Yönetmen : Shane Meadows
Oyuncular : Thomas Turgoose, Stephen Graham, Joseph Gilgun, Andrew Shim, Vicky Mcclure
2007 ingiltere yapımı, 101 dakika.
film, ırkçılığı anlatmasından ziyade, bunun bir çocuğun gözünden nasıl olduğunu anlatmayı çok iyi başarmıştır. zaten yönetmen, çocukluğunu anlattığını (hikaye olarak tabii) dile getirmiştir. şahane bir "dönem filmi"dir ve bir o kadar da öğreticidir.

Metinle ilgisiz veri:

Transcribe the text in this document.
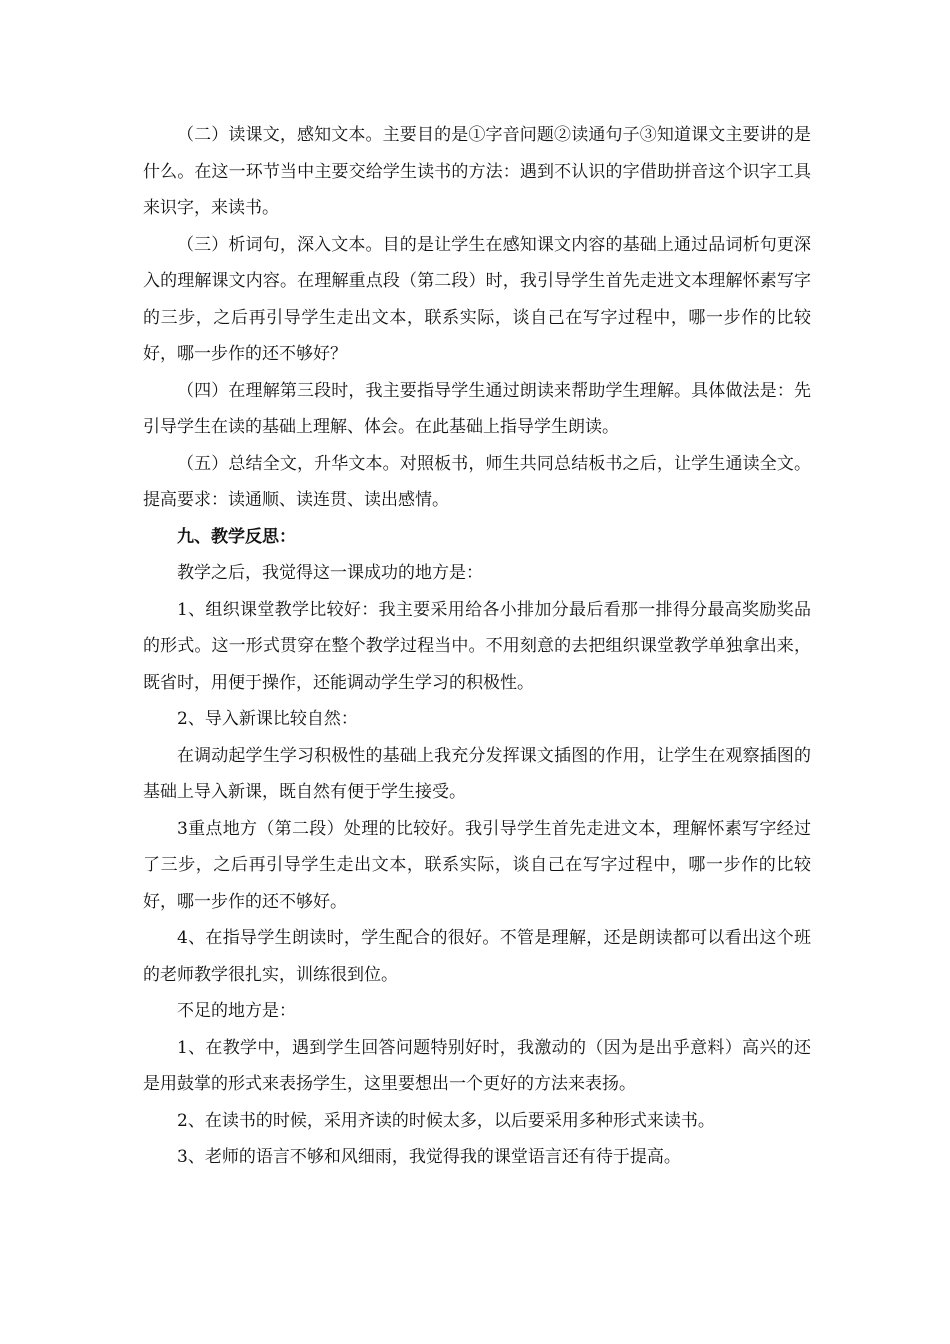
（二）读课文，感知文本。主要目的是①字音问题②读通句子③知道课文主要讲的是什么。在这一环节当中主要交给学生读书的方法：遇到不认识的字借助拼音这个识字工具来识字，来读书。

（三）析词句，深入文本。目的是让学生在感知课文内容的基础上通过品词析句更深入的理解课文内容。在理解重点段（第二段）时，我引导学生首先走进文本理解怀素写字的三步，之后再引导学生走出文本，联系实际，谈自己在写字过程中，哪一步作的比较好，哪一步作的还不够好？

（四）在理解第三段时，我主要指导学生通过朗读来帮助学生理解。具体做法是：先引导学生在读的基础上理解、体会。在此基础上指导学生朗读。

（五）总结全文，升华文本。对照板书，师生共同总结板书之后，让学生通读全文。提高要求：读通顺、读连贯、读出感情。

九、教学反思：

教学之后，我觉得这一课成功的地方是：

1、组织课堂教学比较好：我主要采用给各小排加分最后看那一排得分最高奖励奖品的形式。这一形式贯穿在整个教学过程当中。不用刻意的去把组织课堂教学单独拿出来，既省时，用便于操作，还能调动学生学习的积极性。

2、导入新课比较自然：

在调动起学生学习积极性的基础上我充分发挥课文插图的作用，让学生在观察插图的基础上导入新课，既自然有便于学生接受。

3重点地方（第二段）处理的比较好。我引导学生首先走进文本，理解怀素写字经过了三步，之后再引导学生走出文本，联系实际，谈自己在写字过程中，哪一步作的比较好，哪一步作的还不够好。

4、在指导学生朗读时，学生配合的很好。不管是理解，还是朗读都可以看出这个班的老师教学很扎实，训练很到位。

不足的地方是：

1、在教学中，遇到学生回答问题特别好时，我激动的（因为是出乎意料）高兴的还是用鼓掌的形式来表扬学生，这里要想出一个更好的方法来表扬。

2、在读书的时候，采用齐读的时候太多，以后要采用多种形式来读书。

3、老师的语言不够和风细雨，我觉得我的课堂语言还有待于提高。
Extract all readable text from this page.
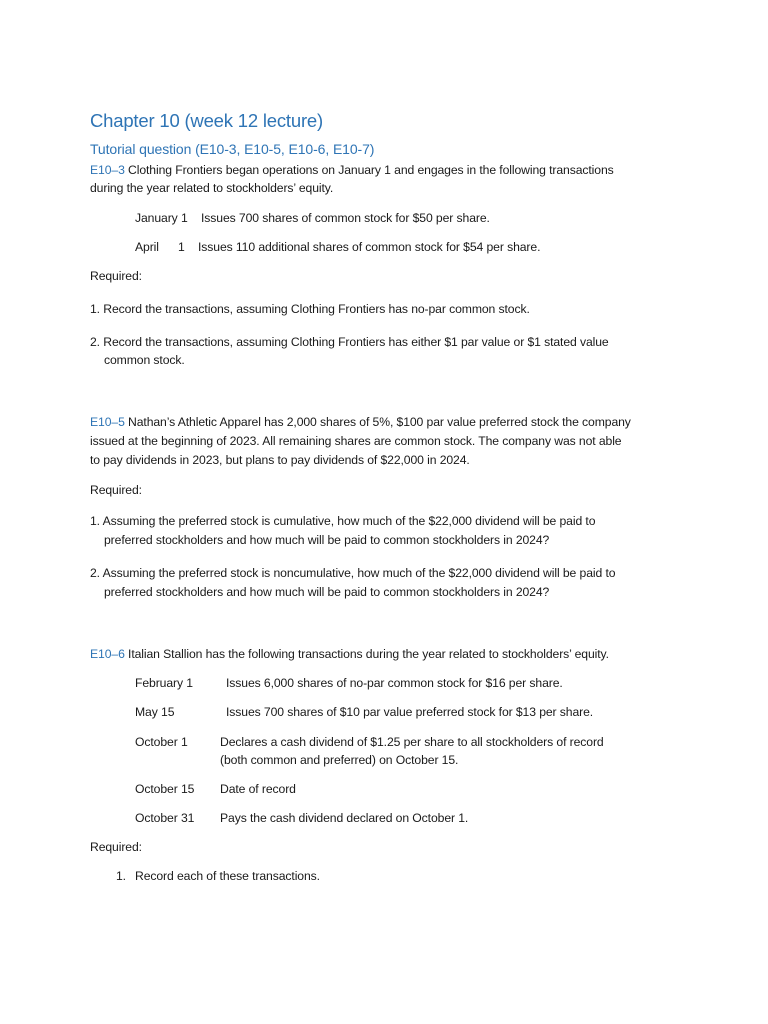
Chapter 10 (week 12 lecture)
Tutorial question (E10-3, E10-5, E10-6, E10-7)
E10–3 Clothing Frontiers began operations on January 1 and engages in the following transactions
during the year related to stockholders’ equity.
January 1 Issues 700 shares of common stock for $50 per share.
April 1 Issues 110 additional shares of common stock for $54 per share.
Required:
1. Record the transactions, assuming Clothing Frontiers has no-par common stock.
2. Record the transactions, assuming Clothing Frontiers has either $1 par value or $1 stated value
common stock.
E10–5 Nathan’s Athletic Apparel has 2,000 shares of 5%, $100 par value preferred stock the company
issued at the beginning of 2023. All remaining shares are common stock. The company was not able
to pay dividends in 2023, but plans to pay dividends of $22,000 in 2024.
Required:
1. Assuming the preferred stock is cumulative, how much of the $22,000 dividend will be paid to
preferred stockholders and how much will be paid to common stockholders in 2024?
2. Assuming the preferred stock is noncumulative, how much of the $22,000 dividend will be paid to
preferred stockholders and how much will be paid to common stockholders in 2024?
E10–6 Italian Stallion has the following transactions during the year related to stockholders’ equity.
February 1	Issues 6,000 shares of no-par common stock for $16 per share.
May 15	Issues 700 shares of $10 par value preferred stock for $13 per share.
October 1	Declares a cash dividend of $1.25 per share to all stockholders of record
(both common and preferred) on October 15.
October 15 Date of record
October 31 Pays the cash dividend declared on October 1.
Required:
1. Record each of these transactions.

pakistanlı market sahibinin duvarını boyarken, "*off'da kaç f vardı?" diyen eleman ile faşizmin, aslında neyin ne olduğunu bilmeyen bir avuç gaza gelen dingilin yediği boklar olduğunu bir kez daha yüzümüze vurmuştur. Sorsan ogün samast'ı de'yi da'yı ayırmayı bilmez, ama "türklüğe hakaret etti" diye türkçeyi çok çok iyi kullanan bir "ermeni" yazarı öldürdü. bunu izledikten sonra die welle filmini de izleyin tam bir libertarian olursunuz valla.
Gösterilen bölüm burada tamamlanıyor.